Un Noël saboté (Jean)



- Nous sommes en présence d'une puissante organisation. Ils vont tout foutre en l'air ! Vous imaginez l'impact sur le commerce ! A quatre jours de Noël !

L'inspecteur Cadin était assis face au commissaire, qui continuait à pérorer derrière son bureau de métal gris. Dehors, la pluie tombait sans relâche. Noël blanc, c'était fichu.

- Noël, c'est sacré ! Ils s'attaquent à un pilier de la société. Ils violent la trêve. Personne n'avait jamais osé.

Le commissaire continuait à soliloquer. Cadin l'écoutait à peine. il avait l'impression d'être une grande oreille, un entonnoir où coulaient à plein débit les obsessions du commissaire. Et puis, ce Noël saboté, ça l'amusait, au fond.
Les faits avaient commencé le 18 décembre. Plusieurs objectifs avaient été visés. La crèche de la Grand-Place avait été le premier. Pendant la nuit, on avait pulvérisé une substance acide sur les effigies en plastique de Marie, Joseph, Jésus, des Rois Mages, du boeuf et de l'âne. Très rapidement, elles s'étaient mises à se couvrir de bulles et de boursouflures qui éclataient sans cesse. Les statues se déformèrent, devinrent grotesques et grimaçantes, et se liquéfièrent en émettant des bruits incongrus.

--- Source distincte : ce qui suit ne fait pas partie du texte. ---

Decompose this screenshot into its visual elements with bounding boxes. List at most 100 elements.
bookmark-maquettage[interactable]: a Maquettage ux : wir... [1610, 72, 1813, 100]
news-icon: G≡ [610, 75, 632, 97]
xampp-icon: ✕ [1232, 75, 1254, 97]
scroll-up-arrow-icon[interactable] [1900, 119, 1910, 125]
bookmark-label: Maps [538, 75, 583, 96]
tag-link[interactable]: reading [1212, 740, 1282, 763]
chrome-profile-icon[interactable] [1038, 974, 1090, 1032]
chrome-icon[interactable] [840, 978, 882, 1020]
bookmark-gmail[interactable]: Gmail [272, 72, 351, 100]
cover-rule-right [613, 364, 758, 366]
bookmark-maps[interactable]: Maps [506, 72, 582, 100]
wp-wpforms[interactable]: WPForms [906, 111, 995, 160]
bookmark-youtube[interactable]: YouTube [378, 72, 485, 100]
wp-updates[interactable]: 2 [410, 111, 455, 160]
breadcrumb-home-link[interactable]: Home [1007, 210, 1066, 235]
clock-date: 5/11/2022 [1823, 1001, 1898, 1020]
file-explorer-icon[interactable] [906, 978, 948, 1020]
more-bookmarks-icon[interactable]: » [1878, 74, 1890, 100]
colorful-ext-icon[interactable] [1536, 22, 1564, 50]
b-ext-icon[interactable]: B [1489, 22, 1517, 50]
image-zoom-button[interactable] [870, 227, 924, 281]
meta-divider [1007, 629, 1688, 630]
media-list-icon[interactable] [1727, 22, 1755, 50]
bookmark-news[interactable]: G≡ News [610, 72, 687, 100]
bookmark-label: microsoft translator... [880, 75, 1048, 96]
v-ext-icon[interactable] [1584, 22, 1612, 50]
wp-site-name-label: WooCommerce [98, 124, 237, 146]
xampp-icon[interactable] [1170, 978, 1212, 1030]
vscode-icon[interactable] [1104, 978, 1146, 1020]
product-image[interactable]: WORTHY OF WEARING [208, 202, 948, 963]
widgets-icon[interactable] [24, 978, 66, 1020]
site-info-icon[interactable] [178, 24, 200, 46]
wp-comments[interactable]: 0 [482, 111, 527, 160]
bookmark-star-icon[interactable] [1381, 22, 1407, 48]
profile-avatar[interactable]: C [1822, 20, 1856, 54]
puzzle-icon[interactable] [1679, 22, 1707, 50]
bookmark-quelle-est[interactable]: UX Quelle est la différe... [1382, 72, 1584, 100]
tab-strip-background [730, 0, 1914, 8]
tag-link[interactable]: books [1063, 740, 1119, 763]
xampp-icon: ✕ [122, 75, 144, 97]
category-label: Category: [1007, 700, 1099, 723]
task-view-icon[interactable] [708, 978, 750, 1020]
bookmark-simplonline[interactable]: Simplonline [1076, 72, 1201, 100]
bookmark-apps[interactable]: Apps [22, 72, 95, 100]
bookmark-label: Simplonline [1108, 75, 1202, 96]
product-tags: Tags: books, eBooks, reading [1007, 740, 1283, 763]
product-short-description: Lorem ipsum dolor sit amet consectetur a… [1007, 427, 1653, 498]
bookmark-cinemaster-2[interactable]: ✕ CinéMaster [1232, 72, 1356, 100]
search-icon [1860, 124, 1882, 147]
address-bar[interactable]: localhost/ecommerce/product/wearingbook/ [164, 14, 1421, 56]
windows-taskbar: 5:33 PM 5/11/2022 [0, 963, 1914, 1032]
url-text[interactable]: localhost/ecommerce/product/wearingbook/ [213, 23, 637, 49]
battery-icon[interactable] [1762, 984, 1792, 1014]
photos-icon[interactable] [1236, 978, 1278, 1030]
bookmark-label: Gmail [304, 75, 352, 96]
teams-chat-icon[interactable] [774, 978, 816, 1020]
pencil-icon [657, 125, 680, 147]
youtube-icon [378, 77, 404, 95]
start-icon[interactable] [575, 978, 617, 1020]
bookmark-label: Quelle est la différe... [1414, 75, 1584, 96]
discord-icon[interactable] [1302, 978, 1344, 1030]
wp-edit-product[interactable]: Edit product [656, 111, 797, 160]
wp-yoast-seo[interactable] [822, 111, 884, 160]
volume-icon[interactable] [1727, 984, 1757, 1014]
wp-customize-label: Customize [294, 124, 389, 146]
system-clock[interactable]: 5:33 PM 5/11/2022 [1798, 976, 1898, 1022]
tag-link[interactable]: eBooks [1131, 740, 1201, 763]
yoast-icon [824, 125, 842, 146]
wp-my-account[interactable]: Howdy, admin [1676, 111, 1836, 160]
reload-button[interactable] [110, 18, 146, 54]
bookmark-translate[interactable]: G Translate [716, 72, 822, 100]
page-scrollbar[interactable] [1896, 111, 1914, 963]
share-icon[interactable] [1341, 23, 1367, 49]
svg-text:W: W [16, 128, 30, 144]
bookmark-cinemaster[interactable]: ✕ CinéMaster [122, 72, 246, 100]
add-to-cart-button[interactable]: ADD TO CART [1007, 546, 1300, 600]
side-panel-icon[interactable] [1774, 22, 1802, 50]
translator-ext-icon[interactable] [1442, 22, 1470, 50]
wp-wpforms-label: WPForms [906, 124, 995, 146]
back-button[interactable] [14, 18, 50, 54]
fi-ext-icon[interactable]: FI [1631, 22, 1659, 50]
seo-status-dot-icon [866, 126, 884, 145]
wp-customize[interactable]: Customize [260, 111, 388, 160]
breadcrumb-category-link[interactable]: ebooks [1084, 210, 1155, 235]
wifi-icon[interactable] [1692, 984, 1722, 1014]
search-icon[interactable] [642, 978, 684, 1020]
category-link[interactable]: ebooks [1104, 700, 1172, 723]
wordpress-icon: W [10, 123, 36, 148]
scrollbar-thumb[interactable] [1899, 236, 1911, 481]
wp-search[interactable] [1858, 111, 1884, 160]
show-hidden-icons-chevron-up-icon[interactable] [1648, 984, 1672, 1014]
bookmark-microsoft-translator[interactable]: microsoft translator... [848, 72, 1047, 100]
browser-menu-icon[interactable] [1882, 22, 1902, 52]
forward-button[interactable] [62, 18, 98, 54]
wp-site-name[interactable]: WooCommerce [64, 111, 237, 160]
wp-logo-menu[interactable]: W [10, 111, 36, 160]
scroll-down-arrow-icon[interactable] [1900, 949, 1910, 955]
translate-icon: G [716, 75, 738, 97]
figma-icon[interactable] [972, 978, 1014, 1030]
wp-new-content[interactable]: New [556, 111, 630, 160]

Il n'en resta bientôt que des flaques visqueuses et collantes qu'on eut le plus grand mal à éliminer.
Ensuite, le marquoir électronique géant de la Bank of California, qui souhaitait "Joyeux Noël" dans toutes les langues de l'Union Européenne, se mit à proclamer "Noël gnangnan, bande de veaux", "Cucul la praline, gnagnagna".
Enfin, dans plusieurs grands magasins, où des chômeurs en fin de droits grappillaient quelques sous en suant à grosses gouttes sous des houppelandes rouges synthétiques, en subissant à longueur de journée les exigences des marmots (jeux Nintendo, panoplies de Batman, Goldorak fluorescents), le mystérieux groupe avait aussi frappé : les innombrables Pères Noël, sans doute dûment stipendiés, avaient tous enlevé leurs oripeaux en pleine heure d'affluence, en clamant "ça n'existe pas, ces niaiseries ! le Père Noël et tutti quanti, ça sert juste à pomper le fric de vos parents, à vous rendre cons avec des jeux stupides, y a plus de merveilleux, y a plus que le tiroir-caisse et les parts de marché !".
Les journaux et les radios avaient hurlé : "ils ne respectent plus rien", "la trêve de Noël violée". Le ministre de l'intérieur déclara que "la justice serait impitoyable pour ces asociaux qui s'attaquaient aux fondements mêmes de la société".
Les deux jours suivants, toutes les bornes furent dépassées. Les haut-parleurs qui déversaient à longueur de journée "Jingle bells" et des airs de Tino Rossi, Adamo et Yves Duteil, se mirent à diffuser des rots, des pets et des borborygmes divers. Les étalages de plusieurs magasins de jouets furent recouverts de glu et de neige carbonique. On eut toutes les peines du monde à séparer les acheteurs des produits convoités. Enfin, le ministre de l'intérieur lui-même fut entarté en direct devant des millions de téléspectateurs au moment même où il déclarait, face à Frédéric Suave d'Arbor : "Noël sera toujours Noël et le gouvernement s'y emploiera !".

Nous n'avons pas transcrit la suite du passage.